Filebeat not considering registry and resending data

hi,

I am running filebeat on a pod in kubernetes. Filebeat has its registry on an external volume, on a CEPHFS cluster, so I dont lose memory of files being sent after each reboot.
Some how this is happening and it looks filebeat is resending data after a container crashed see attached image where the UniqueID line it's what I would expect and the dark green show a lot of duplicates.

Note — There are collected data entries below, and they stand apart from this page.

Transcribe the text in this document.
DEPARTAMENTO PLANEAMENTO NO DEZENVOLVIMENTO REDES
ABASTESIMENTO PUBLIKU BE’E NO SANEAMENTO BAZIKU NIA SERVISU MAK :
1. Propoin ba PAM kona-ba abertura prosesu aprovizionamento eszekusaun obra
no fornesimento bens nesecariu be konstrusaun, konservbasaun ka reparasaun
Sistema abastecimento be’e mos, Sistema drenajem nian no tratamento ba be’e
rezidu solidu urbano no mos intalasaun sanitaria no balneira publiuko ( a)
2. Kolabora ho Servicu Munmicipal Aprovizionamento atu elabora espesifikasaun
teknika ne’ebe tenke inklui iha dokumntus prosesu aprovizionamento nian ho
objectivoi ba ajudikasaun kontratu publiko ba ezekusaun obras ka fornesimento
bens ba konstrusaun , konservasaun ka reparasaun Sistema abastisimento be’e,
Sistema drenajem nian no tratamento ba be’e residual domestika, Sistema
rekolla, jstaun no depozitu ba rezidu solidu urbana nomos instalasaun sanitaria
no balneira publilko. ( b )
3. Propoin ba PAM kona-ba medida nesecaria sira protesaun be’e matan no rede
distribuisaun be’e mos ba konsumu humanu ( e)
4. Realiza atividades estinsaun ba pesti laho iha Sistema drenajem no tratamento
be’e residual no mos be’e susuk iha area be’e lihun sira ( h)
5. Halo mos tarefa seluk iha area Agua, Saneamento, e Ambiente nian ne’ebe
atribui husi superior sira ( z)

This is my filebeat config:

...
filebeat.inputs:

# Each - is a prospector. Most options can be set at the prospector level, so
# you can use different prospectors for various configurations.
# Below are the prospector specific configurations.

- type: log
  ignore_older: 72h
  close_inactive: 5m
  close_renamed: true
  close_removed: true
  exclude_lines: ["^#"]
  clean_removed: false
  # Paths that should be crawled and fetched. Glob based paths.
  paths:
    - /var/log/zoom-dashboard/zoom-*pasticipants.log*
  fields:  
    document_type: zparticipants 

- type: log
  ignore_older: 72h
  close_inactive: 5m
  close_renamed: true
  close_removed: true
  exclude_lines: ["^#"]
  clean_removed: false
  # Paths that should be crawled and fetched. Glob based paths.
  paths:
    - /var/log/zoom-dashboard/zoom-*live.log*
  fields:  
    document_type: aggrzeventslive

- type: log
  ignore_older: 72h
  close_inactive: 5m
  close_renamed: true
  close_removed: true
  exclude_lines: ["^#"]
  clean_removed: false
  # Paths that should be crawled and fetched. Glob based paths.
  paths:
    - /var/log/zoom-dashboard/zoom-*past.log*
  fields:  
    document_type: zeventspast


#----------------------------- Logstash output --------------------------------
output.logstash:
  # The Logstash hosts
  hosts: ["XXXXX:5084"]
...

logging.level: info
logging.to_files: true
logging.files:
  path: /var/log/zoom-dashboard
  name: filebeat
  keepfiles: 7
  permissions: 0644

#========================= Filebeat global options ============================

filebeat.registry.path: /var/log/zoom-dashboard/registry

/var/log/zoom-dashboard is a mount to an external volume.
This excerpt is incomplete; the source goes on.